Abhinav Nitesh, a sophomore from Dubai studying international business and finance, said he also supported Clinton because of her experience in the White House and her understanding of the country’s people.
“Hillary Clinton would make an effort to reach out to the minority communities,” Nitesh said. “[Trump’s] campaign was based on spreading hatred toward the minority community.”
While watching the presidential debates and following the presidential campaigns, Juan Rivero, a freshman studying computer science from Caracas, Venezuela expressed his concern that a presidential candidate actually vocalized what he called offensive comments toward the Latino population. To Rivero, Trump seemed to be making a joke of the election.
“I was just shocked,” Rivero said. “I thought Trump was just saying what some people wanted to hear and was trying to be funny.”
After hearing Trump’s insults toward the minority communities during this election campaign, these international students said they felt angry and disappointed that the citizens of the United States entrusted Trump with the ability to lead the country.
“I felt frustrated to see how many people supported Donald Trump,” Gago said. “I guess I just didn’t expect for people to actually take him seriously.”
Despite Trump’s remarks, Rivero said he decided not to dwell on Trump’s opinions.
“At one point, I decided that if I was paying so much attention to the election, I would block [the comments] out,” Rivero said. “I tried to ignore them. I thought that there was nothing I could do that would change anything, so I didn’t stress about it.”
After the election results were announced, some international students said they were in disbelief upon hearing the news that Trump won. Their friends and family also reacted with shock and confusion.
“It was a sad day,” Rivero said. “A lot of my friends called me crying and saying how they were worried.”

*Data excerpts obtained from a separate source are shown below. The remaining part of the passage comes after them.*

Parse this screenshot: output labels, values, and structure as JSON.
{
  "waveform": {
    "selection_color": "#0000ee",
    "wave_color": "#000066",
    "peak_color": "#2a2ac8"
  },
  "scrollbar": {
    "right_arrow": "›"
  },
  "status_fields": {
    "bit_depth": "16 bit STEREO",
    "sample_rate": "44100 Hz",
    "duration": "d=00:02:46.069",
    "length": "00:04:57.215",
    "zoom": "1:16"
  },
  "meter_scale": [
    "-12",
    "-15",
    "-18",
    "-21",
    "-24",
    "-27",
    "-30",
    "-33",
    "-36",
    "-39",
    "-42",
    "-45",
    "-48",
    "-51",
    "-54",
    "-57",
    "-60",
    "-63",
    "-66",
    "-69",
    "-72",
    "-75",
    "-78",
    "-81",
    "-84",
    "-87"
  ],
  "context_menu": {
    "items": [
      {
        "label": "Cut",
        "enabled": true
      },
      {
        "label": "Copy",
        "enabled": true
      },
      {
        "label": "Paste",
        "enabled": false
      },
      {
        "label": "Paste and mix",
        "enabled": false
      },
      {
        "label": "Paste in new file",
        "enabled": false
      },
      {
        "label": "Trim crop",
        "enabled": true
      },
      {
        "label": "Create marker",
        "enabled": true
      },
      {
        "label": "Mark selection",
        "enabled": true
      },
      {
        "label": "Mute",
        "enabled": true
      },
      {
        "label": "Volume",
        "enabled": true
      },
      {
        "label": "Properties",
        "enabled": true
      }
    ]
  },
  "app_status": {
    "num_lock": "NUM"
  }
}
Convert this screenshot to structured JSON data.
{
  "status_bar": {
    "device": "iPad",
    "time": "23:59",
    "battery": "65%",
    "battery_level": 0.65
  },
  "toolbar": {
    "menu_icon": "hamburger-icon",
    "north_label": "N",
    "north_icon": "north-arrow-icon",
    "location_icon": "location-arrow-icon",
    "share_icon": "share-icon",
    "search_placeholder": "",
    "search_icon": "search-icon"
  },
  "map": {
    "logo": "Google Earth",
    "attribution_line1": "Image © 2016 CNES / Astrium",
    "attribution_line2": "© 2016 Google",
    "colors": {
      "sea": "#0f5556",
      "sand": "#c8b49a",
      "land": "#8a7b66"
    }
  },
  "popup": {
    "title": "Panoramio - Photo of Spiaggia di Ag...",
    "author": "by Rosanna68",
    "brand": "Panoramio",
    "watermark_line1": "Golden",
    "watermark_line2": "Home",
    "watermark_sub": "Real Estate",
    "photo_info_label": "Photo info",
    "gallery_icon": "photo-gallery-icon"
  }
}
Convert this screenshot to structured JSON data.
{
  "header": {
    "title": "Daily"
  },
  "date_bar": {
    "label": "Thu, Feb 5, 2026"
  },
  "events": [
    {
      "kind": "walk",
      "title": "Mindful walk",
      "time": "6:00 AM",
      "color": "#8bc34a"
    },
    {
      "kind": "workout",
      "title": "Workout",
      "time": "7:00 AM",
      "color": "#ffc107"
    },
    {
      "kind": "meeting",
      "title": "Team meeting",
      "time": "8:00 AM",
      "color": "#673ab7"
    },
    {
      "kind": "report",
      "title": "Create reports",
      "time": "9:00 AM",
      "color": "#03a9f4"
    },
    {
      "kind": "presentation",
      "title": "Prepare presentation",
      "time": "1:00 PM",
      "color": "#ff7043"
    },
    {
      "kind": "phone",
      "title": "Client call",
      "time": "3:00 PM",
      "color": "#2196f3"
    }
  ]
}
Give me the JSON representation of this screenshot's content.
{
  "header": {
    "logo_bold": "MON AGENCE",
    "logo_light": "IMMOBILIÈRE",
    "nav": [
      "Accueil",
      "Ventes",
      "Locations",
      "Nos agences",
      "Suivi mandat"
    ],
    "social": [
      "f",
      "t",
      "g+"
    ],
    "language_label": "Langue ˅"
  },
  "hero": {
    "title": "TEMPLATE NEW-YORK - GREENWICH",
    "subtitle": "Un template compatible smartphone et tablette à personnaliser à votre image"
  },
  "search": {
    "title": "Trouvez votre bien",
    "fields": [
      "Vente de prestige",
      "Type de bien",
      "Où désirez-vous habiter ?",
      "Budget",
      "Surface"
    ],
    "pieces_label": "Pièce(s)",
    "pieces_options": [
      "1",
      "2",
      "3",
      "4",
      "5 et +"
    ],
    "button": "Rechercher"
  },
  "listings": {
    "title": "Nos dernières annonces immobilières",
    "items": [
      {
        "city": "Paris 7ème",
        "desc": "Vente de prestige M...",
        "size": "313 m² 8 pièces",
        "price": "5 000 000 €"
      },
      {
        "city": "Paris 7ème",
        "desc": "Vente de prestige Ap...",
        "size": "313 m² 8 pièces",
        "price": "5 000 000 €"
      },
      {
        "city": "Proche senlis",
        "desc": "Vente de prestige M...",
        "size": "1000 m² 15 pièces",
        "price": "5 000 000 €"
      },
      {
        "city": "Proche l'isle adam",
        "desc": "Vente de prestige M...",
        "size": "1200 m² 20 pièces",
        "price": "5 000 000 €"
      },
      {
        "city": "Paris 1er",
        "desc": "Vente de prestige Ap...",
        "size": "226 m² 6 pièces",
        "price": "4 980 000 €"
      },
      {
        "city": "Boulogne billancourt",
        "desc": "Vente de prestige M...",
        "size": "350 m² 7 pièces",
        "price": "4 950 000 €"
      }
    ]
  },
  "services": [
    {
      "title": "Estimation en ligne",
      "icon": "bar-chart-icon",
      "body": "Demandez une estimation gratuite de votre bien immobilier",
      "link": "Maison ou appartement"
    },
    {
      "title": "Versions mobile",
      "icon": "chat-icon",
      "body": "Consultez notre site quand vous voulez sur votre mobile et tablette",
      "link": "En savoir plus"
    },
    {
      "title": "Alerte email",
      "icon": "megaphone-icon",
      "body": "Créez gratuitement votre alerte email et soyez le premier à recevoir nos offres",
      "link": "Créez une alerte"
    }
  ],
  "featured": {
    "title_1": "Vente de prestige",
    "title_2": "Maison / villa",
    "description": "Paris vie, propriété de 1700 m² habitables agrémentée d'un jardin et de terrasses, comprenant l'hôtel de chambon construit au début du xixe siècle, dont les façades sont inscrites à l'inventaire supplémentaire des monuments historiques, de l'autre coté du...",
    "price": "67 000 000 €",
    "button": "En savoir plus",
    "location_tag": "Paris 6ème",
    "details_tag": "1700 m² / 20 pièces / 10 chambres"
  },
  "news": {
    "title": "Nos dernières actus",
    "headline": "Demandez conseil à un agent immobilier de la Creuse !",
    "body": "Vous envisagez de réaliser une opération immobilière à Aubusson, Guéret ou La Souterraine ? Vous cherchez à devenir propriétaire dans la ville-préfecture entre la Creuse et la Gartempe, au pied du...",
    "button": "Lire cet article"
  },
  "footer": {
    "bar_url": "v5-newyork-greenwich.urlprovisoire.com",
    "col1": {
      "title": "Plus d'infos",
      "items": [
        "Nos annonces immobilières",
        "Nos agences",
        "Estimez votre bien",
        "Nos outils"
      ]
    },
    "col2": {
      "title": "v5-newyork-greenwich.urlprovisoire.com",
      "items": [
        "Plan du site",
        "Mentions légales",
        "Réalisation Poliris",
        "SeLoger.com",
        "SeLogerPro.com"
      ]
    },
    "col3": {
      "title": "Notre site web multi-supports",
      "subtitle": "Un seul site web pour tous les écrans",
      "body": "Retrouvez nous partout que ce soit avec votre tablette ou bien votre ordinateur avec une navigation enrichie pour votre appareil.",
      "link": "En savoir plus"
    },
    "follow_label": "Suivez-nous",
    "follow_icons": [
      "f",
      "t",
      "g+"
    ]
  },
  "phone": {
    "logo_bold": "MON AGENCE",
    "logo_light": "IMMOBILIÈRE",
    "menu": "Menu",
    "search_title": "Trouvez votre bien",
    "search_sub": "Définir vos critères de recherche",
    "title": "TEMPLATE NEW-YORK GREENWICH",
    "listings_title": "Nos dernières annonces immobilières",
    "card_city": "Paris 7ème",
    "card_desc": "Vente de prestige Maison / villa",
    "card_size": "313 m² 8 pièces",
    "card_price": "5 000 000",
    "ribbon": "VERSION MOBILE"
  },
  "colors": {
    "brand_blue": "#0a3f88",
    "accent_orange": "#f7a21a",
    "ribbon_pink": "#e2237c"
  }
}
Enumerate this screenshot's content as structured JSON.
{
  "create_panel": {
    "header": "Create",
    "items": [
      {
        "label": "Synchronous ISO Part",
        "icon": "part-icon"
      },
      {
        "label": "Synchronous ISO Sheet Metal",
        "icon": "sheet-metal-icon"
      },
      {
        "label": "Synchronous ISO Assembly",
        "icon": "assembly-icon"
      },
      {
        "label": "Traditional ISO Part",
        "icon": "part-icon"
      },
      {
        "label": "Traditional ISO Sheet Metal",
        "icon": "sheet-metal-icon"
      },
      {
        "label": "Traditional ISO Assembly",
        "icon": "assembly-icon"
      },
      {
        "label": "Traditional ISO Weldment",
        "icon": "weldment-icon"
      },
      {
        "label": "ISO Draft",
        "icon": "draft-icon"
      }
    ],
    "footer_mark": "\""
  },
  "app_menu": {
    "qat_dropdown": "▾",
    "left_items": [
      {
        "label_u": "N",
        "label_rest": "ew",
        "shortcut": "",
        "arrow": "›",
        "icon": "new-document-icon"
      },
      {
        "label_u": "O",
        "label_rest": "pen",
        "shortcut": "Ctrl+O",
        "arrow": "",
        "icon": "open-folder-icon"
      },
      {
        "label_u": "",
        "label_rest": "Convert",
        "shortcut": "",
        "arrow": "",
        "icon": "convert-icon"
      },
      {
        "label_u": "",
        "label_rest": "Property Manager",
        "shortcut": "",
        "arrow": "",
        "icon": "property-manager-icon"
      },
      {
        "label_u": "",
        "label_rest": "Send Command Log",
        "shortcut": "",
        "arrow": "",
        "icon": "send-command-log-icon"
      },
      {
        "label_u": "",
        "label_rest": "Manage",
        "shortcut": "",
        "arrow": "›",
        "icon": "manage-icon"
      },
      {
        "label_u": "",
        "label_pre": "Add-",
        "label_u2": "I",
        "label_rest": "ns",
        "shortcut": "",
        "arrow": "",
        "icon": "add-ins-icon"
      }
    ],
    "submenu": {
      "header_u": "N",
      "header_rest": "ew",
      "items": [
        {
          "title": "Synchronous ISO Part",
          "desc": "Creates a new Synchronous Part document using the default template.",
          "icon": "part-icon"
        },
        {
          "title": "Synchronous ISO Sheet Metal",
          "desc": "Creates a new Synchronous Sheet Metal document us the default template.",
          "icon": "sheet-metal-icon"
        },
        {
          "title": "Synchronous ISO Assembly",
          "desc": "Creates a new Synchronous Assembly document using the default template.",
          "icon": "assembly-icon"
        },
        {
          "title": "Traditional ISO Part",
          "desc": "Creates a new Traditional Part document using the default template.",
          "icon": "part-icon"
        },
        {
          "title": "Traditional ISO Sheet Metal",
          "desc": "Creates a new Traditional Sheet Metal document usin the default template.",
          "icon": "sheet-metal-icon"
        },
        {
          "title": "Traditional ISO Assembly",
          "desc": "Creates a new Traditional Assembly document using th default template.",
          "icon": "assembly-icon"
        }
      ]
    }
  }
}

These international students also believe Trump’s presidency has been no more promising than his campaign.
“After the election, people were more worried and stressed,” Rivero said. “Some people were concerned about having to go home. It was a period of time when people were uncertain what was going to happen.”
Based on Trump’s presidency thus far, these students voiced their overall dissatisfaction with his progress and policies.
After Trump signed an executive order Jan. 27, he temporarily suspended the admittance of immigrants from seven Muslim-majority countries, prohibited the entry of any refugees for 120 days and banned Syrian refugees from arriving to the country.
“Banning Muslims and refugees from entering the country is quite stupid since all the people who enter the United States go through tough screening,” Nitesh said.
“I hate the way Trump is handling immigration,” Rivero said. “I don’t like the ban. I think it is disrespectful and shaming.”
With the possibility that Venezuela could be included in this travel ban, Rivero admitted that this immigration policy caused stress for him and his family.
“I didn’t know if my family was going to be able to come here,” Rivero said.
Despite these students’ concerns with Trump’s current policies, they acknowledged the positive outcomes that have resulted from the presidency. To them, Trump’s presidency has been a learning experience and a way to become stronger as individuals and as members of minority groups.
“It has helped me grow as a person and realize a lot of things about the world I didn’t know before,” Gago said.
“More people are talking about Latinos and focusing on how they are being affected,” Rivero said. “It brought us together in a way.”
According to these students, the Elon community is taking the initiative to reduce any cases of prejudice or discrimination in order to create an environment of respect and equality.
“Elon is actively trying to create a more inclusive and diverse campus,” Gago said. “It has tons of great people who actually care.”
“Elon is a school that supports diversity and has a strict policy against discrimination,” Nitesh said. “People on this campus are really supportive and helpful.”
Gago, Rivero and Nitesh all want to return to their home country after graduating Elon. As for now, they all said they hope Trump will become more accepting in the future to aid what they believe to the country’s best interest.
“I would like for Trump to be more inclusive and for him to realize that America was founded on diversity,” Rivero said. “Without diversity, the country would not be the same.”